La dernière procédure, initiée en 2002, vient enfin de s’achever au bénéfice de l’héritier de Morozov, après une décision du Conseil constitutionnel, du 21 novembre 2014, et de la Cour de cassation, ayant rejeté le pourvoi formé par les héritiers de Matisse et de Picasso, qui avaient seuls bénéficié de la perception des droits sur les reproductions des tableaux spoliés.

Toute l’affaire reposait sur la preuve apportée par l’héritier du collectionneur de l’acquisition par ce dernier de six tableaux de Matisse et d’un tableau de Picasso avant la date fatidique du 11 avril 1910, date de publication de la loi du 9 avril. Cette loi vint briser une jurisprudence constante, se fondant sur un décret révolutionnaire des 19-24 juillet 1793, qui disposait que la vente d’un tableau faite sans réserve emporte celle du droit de le reproduire, c’est à dire la cession du droit de reproduction de manière concomitante à la vente du support de l’œuvre de l’esprit.

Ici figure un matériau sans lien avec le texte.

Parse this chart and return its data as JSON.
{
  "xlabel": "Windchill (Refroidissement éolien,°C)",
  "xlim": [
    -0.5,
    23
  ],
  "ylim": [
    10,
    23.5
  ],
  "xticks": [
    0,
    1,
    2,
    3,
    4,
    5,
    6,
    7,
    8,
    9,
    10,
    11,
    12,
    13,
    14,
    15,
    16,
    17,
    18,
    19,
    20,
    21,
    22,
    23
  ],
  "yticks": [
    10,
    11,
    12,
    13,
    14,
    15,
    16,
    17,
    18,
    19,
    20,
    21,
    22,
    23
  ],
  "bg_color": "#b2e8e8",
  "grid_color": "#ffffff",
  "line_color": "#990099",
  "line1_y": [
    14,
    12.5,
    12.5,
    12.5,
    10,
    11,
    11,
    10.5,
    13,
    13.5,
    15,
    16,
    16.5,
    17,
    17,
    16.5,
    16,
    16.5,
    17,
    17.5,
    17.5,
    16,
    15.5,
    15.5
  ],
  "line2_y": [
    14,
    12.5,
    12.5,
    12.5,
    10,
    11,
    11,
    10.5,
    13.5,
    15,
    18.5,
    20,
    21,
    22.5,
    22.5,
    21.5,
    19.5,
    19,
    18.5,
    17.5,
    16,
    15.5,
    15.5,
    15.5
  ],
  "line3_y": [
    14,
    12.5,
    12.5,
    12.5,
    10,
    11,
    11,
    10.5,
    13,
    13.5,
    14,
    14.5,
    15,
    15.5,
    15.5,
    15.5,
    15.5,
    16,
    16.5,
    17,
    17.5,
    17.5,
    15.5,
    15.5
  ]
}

Depuis lors, il existe une présomption légale de réserve du droit de reproduction au profit du vendeur, imposant en conséquence une cession distincte d’un tel droit lors de vente du support d’une œuvre par un artiste.

Et le Conseil constitutionnel, saisi d’une question prioritaire de constitutionnalité (QPC) à l’occasion du pourvoi formé par les héritiers de Matisse et Picasso, a déclaré conforme à la Constitution l’article 1er de la loi décrétée le 19 juillet 1793 relative aux droits de propriété des auteurs d’écrits en tout genre, compositeurs de musique, peintres et dessinateurs, dans sa rédaction résultant de la loi du 11 mars 1902 étendant aux œuvres de sculpture l’application de cette loi. Les dispositions antérieures à la loi de 1910 avaient donc vocation à s’appliquer au litige, conformément aux règles régissant l’application de la loi dans le temps en matière contractuelle.

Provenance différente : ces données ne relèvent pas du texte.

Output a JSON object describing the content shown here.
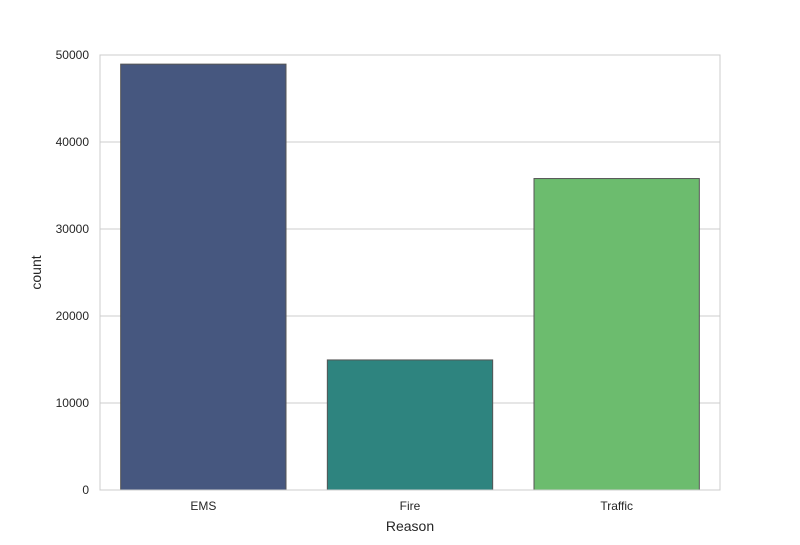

Le 18 décembre 2013, la cour d’appel de Paris avait ainsi constaté que l’héritier du collectionneur rapportait bien la preuve de l’acquisition de chacune des œuvres objets du litige avant le 11 avril 1910, tout en jugeant que les héritiers de Matisse et Picasso n’avaient pas établi qu’à l’occasion des ventes conclues directement entre le collectionneur et les artistes, ceux-ci se seraient expressément réservé le droit exclusif de reproduction de leurs œuvres pour chacune d’entre elles. Ainsi, trois tableaux, parmi les six toiles revendiquées, avaient donc été vendus à l’époque avec le droit de reproduction, dont le bénéfice ne s’éteint que soixante-dix après le décès de chacun des deux artistes, la Cour de cassation ayant validé l’analyse de la cour d’appel sur ce point.

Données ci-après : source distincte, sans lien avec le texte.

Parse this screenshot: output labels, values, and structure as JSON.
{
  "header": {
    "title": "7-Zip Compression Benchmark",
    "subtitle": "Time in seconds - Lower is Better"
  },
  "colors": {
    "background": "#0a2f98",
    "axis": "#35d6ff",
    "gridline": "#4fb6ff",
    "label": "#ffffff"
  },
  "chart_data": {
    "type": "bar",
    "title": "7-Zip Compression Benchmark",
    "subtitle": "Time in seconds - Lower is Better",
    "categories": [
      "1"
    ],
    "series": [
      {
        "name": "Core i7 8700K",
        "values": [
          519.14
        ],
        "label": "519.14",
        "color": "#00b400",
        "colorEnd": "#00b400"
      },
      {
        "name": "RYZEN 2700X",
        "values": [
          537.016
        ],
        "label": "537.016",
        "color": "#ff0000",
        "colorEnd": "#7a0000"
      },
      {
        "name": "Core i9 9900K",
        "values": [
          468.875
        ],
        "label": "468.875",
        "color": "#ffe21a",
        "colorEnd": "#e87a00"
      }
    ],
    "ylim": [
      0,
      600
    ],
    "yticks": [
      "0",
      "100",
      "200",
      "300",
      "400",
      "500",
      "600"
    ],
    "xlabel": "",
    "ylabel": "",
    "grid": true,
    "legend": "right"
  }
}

Enfin, la Cour de cassation conforte la décision de la cour d’appel qui s’était prononcée en droit sur « les conséquences du décret de nationalisation de 1918 en retenant que l’Etat russe, en saisissant sans indemnité les deux tableaux litigieux, ne s’était pas approprié les droits de reproduction sur ces œuvres hors les limites de son territoire, ce dont il résultait qu’Ivan Morosoff était resté titulaire de ces droits et avait pu les transmettre à son épouse, instituée légataire universelle par testament du 18 avril 1921 ». Dès lors, les droits de reproduction afférents aux deux tableaux de Matisse Nature morte bronze et fruits et Nature morte à la danse et au tableau de Picasso Les deux saltimbanques ou Arlequin et sa compagne, collectés par les héritiers des deux artistes depuis le 30 août 1972, soit moins de 30 ans avant l’assignation de l’arrière-petit-fils du collectionneur s’étant réfugié à Paris, doivent revenir au demandeur.

Les efforts de l’héritier de Morozov se poursuivent à l’étranger, ce dernier ayant réclamé notamment la restitution du Café de nuit (1888) de Van Gogh, désormais propriété de l’Université de Yale. Après un jugement défavorable le 20 mars 2014 rendu par le tribunal de première instance du Connecticut (Etats-Unis), un appel de la décision est actuellement en cours.

Légende photo

Portrait de Ivan Morozov (devant une toile de Matisse), Valentin Serov, 1910, tempra sur carton, Galerie Tretiakov.